Sunday, September 11, 2016

REMEMBERING 9-11



I’ve read a lot of literature about how terribly inaccurate eyewitness testimony is. They talk about all sorts of experiments and tests that they’ve done to show that you just can’t rely on it. One of the prime examples that is always trotted out to show how unreliable eyewitness testimony can be is tests of people’s memory about where they were and what they were doing when JFK was assassinated. According to the scientific testing, people really don’t remember where they were, their subconscious mind just invents a memory when they’re asked. Apparently my subconscious mind invents the same memory over and over. I was sitting in English class when the shooting was announced, and I can remember it vividly because some idiot sitting in the back of the classroom piped up and said what a good thing it was that the president had been shot. That much I know happened. My subconscious may have invented the next two details. He didn’t get anybody else to agree with him. We just sat there looking at him as if he had three heads.

Another tragedy that I have a vivid recollection of is 9-11. I know exactly what I was doing, and I’ve got documentary proof. I was trying a First Degree Murder case. I found out about the attack during a recess in the proceedings. I walked into the bailiff’s office and they were watching the news reports on TV. I don’t recall if it was a replay or if I saw the live feed of the second plane hitting the tower. Years later I was at a continuing legal education event when the speaker said that a mistrial was declared in every murder case being tried in Florida that day. I spoke up and corrected the speaker. Not every case mistried. The one I was trying didn’t, and we trudged on to finish the trial the following day, or maybe the day after.

I vividly recall two homicide cases that were extremely hard to try, not because of the complexity of the cases, but because of things that were going on not related to the prosecutions. There was the murder case I tried while running a fever of 102. I was too young and too dumb to ask for a continuance, so I just went right ahead and tried it. Then there was the murder case I was trying in another town where I got food poisoning, and the judge gave me a day’s recess to recuperate. He sent me word that after one day's recess the trial would continue with or without me. I got up out of my sickbed, got another assistant state attorney to drive me to the out-of-town courthouse, and finished the murder trial. Neither of those cases were easy to finish, and I didn’t perform at 100% in either of them, but I did manage to get good verdicts in both of them.

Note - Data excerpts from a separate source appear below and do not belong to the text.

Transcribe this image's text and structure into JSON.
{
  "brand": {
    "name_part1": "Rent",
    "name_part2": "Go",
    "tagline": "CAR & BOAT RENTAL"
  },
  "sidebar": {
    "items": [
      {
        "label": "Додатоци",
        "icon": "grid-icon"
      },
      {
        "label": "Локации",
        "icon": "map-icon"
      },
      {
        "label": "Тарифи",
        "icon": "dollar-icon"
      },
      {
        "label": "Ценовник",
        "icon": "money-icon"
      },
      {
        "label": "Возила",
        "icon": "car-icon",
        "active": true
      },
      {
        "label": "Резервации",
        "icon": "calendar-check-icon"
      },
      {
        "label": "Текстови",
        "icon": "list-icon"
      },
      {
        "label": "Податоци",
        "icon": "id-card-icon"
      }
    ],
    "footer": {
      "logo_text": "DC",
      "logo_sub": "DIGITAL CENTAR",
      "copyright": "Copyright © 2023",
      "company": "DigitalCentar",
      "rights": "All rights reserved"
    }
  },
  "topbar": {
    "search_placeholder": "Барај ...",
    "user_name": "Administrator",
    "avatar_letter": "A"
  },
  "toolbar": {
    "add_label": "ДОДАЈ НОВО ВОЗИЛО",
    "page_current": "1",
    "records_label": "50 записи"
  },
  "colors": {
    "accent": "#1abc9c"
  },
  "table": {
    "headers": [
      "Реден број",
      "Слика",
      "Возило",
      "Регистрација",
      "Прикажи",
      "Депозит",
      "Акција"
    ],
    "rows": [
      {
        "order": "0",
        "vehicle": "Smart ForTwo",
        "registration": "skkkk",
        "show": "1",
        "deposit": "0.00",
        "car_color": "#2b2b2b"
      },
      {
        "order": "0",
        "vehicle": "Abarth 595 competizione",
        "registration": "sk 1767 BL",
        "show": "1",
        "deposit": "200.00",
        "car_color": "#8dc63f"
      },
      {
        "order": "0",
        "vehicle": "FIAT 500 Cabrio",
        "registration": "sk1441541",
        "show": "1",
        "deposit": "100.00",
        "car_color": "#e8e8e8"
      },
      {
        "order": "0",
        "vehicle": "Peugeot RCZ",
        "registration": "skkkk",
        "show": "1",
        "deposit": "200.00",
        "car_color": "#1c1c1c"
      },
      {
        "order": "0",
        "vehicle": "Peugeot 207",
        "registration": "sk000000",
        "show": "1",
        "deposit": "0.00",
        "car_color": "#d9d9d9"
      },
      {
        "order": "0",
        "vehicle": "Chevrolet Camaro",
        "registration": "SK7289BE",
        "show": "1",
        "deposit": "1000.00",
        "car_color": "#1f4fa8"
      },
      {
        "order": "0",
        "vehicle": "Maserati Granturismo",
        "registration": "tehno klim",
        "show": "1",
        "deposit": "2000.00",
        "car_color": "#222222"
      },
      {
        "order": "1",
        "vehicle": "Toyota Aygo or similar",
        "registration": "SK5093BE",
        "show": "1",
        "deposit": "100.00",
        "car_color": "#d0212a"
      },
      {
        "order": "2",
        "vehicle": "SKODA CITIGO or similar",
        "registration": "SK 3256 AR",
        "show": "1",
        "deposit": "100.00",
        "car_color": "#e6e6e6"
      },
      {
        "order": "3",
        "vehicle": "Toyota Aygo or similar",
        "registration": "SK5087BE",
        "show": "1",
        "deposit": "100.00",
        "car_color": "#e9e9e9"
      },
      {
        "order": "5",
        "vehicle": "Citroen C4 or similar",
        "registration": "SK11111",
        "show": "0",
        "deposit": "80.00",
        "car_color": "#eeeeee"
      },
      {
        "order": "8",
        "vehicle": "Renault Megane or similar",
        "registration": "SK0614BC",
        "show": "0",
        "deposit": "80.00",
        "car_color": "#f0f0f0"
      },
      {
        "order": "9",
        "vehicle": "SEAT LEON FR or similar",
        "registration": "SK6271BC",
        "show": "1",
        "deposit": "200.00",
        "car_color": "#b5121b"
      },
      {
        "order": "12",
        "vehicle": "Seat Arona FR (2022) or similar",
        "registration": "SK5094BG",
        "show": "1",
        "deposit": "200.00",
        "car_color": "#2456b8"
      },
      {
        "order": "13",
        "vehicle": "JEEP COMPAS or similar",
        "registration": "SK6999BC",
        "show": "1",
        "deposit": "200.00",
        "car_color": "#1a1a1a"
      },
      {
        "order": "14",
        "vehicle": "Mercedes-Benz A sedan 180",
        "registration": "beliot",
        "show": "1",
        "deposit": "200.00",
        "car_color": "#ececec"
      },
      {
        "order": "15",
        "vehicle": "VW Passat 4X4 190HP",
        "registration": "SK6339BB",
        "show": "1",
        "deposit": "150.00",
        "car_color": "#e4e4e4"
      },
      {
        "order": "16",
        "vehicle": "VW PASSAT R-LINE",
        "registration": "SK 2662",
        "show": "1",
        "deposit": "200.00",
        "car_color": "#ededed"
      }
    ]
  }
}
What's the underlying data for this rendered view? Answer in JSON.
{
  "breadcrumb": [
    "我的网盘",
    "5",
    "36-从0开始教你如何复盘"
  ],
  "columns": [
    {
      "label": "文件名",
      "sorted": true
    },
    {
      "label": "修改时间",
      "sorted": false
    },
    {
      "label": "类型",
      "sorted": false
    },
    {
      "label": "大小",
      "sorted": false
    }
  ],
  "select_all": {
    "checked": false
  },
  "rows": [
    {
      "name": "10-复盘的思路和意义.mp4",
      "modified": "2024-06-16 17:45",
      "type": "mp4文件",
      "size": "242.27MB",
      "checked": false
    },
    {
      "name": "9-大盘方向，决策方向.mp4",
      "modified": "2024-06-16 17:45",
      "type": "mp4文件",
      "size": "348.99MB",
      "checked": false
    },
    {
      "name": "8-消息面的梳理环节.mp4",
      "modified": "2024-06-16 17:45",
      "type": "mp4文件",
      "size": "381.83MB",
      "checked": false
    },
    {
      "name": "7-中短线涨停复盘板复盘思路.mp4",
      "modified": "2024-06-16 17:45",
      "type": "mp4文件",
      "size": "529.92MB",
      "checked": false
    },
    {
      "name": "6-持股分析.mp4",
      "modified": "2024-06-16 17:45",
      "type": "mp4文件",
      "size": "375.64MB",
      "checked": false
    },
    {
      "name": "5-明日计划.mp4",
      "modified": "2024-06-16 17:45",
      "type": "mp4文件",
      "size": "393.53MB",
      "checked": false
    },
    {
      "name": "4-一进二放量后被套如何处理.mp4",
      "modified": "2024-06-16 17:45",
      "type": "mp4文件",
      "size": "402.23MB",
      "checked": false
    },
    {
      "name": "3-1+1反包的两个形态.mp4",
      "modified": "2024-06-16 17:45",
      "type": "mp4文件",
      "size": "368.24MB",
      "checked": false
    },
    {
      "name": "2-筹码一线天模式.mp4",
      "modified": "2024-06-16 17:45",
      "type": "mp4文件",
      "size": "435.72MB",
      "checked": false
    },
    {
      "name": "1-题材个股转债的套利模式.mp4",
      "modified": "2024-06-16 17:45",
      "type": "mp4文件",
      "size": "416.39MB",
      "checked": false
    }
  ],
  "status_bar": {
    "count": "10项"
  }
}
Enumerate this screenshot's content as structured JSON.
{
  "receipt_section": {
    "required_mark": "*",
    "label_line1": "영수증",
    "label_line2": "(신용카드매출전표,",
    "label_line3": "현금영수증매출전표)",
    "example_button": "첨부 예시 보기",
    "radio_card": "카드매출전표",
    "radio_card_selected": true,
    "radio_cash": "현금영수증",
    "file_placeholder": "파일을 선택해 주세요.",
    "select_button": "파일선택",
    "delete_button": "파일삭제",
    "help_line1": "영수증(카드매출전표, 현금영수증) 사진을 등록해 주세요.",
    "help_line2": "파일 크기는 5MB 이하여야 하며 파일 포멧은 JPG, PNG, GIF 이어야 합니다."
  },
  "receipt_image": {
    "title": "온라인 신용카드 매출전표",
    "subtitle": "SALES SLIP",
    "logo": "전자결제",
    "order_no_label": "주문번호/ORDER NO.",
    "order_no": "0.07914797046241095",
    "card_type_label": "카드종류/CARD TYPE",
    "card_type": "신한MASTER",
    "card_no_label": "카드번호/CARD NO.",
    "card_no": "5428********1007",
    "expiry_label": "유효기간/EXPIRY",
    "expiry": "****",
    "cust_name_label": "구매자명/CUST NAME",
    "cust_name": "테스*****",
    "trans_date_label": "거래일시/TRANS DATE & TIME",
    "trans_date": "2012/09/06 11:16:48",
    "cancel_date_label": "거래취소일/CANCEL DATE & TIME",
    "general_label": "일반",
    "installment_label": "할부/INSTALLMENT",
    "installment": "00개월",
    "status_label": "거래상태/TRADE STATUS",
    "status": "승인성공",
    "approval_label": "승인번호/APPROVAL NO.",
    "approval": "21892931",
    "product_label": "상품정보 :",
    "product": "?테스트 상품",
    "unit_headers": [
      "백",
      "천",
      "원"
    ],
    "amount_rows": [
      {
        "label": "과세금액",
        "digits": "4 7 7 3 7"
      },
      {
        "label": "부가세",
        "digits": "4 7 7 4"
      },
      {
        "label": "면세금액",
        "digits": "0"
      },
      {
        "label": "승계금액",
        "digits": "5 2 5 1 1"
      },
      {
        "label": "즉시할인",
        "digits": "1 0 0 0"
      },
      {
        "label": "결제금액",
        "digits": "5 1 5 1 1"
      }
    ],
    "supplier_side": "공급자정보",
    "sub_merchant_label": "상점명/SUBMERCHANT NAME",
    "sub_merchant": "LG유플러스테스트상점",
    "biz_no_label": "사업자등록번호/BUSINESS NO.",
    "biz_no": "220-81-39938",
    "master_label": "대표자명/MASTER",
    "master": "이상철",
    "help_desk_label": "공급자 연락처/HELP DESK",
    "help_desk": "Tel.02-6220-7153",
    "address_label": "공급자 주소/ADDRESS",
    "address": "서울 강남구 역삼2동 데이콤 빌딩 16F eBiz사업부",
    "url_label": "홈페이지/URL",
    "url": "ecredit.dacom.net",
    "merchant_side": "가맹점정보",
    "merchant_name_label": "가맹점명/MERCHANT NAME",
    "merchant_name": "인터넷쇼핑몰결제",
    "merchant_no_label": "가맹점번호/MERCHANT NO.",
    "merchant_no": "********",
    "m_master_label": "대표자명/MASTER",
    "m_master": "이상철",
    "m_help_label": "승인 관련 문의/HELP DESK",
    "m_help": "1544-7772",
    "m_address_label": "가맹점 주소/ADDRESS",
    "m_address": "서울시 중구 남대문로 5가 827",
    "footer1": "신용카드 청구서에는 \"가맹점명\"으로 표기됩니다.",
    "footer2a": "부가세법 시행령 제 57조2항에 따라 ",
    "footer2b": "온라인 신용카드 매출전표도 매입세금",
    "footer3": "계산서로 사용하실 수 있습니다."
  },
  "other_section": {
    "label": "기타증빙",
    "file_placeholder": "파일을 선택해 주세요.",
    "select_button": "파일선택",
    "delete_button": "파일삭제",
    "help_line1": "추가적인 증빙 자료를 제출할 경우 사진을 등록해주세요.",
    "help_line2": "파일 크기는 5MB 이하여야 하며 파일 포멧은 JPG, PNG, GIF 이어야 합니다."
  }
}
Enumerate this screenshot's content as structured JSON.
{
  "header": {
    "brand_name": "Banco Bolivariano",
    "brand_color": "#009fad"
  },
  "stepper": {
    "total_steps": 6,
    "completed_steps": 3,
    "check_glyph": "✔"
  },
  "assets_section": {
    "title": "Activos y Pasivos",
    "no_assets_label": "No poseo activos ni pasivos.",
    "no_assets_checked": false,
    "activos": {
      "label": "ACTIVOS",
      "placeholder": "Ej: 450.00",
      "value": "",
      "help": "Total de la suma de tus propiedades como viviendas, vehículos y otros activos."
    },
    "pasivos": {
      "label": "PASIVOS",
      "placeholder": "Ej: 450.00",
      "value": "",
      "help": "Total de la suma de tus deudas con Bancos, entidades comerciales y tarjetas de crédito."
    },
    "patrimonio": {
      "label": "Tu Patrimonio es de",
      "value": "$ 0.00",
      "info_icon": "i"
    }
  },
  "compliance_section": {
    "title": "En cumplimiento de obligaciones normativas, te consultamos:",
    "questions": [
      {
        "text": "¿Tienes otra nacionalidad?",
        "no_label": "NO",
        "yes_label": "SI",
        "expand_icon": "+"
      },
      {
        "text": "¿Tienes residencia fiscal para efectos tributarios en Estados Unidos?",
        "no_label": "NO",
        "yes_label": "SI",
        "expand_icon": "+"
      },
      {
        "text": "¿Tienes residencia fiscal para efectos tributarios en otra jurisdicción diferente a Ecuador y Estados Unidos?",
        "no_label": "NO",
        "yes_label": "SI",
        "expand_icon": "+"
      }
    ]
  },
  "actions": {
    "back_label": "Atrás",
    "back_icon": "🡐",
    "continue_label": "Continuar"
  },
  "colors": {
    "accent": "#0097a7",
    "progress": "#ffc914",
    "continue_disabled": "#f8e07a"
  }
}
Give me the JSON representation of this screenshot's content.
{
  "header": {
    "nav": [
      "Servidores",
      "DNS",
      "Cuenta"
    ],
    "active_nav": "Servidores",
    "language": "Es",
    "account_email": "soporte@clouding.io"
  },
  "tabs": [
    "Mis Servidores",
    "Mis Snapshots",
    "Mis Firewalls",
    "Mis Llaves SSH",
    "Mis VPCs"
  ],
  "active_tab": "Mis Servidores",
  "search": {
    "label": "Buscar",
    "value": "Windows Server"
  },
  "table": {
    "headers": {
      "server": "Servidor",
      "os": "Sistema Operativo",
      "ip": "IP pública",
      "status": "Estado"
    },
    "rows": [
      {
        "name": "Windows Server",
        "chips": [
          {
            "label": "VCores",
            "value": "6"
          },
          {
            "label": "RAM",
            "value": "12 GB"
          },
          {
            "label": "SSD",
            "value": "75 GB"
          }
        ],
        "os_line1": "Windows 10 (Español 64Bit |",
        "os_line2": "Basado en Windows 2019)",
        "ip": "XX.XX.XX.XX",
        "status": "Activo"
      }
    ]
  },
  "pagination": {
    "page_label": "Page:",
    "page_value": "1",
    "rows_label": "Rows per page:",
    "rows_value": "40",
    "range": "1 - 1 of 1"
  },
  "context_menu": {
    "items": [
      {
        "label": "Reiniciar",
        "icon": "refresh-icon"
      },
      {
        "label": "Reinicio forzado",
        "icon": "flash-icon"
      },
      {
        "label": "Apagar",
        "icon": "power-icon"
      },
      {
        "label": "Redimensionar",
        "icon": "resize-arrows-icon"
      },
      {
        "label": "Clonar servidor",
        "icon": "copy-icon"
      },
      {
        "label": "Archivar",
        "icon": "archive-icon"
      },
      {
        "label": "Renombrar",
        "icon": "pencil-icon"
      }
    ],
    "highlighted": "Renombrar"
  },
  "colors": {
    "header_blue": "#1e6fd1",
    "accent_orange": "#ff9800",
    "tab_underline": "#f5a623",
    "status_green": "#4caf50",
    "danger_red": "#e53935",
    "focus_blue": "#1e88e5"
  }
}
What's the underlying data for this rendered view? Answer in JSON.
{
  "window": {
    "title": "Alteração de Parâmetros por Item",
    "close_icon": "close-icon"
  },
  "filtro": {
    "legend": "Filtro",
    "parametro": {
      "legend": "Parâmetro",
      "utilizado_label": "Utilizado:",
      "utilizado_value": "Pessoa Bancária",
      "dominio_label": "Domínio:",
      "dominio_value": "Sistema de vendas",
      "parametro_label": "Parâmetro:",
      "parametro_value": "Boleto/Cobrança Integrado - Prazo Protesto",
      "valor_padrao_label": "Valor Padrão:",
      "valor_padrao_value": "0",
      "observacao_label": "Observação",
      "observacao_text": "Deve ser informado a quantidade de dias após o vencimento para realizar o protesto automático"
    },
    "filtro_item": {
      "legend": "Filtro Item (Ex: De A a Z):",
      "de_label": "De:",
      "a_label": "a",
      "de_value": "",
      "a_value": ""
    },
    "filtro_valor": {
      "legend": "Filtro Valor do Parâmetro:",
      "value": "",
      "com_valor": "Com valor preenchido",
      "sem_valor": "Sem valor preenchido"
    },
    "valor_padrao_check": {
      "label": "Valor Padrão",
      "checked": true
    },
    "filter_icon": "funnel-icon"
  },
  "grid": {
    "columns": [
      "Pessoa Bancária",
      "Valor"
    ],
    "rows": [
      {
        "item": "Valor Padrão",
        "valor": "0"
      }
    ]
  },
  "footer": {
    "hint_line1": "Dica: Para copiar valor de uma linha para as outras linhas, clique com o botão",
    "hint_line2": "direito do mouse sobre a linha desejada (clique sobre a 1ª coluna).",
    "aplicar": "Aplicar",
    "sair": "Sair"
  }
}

As difficult as it was to finish the trials of those two cases, the difficulty was nothing compared to how hard it was to finish that murder trial on 9-11. The crime was atrocious, the defendant was odious, the death penalty was more than appropriate, but it all seemed so trivial and insignificant when compared to the tragedy that was playing out in New York while we were trying the case. I don’t know for a fact why the jury’s death recommendation was only 9-3, but I suspect that the three who voted for life without parole were having some of the same thoughts I was about the magnitude of our case compared to the magnitude of the crime that had just been committed in New York.

I didn’t know any of the people who lost their lives that day, but the grief I felt was just as intense as the grief I have felt at the death of family members, and working through that grief took just as long as working through the death of a family member. Notice that I didn’t say it took me a long time to get over it. That kind of grief is not something you ever completely get over.  It’s something you never forget, no matter what the “memory experts” say. It’s something we as a nation should never forget. I hope and pray that we don’t.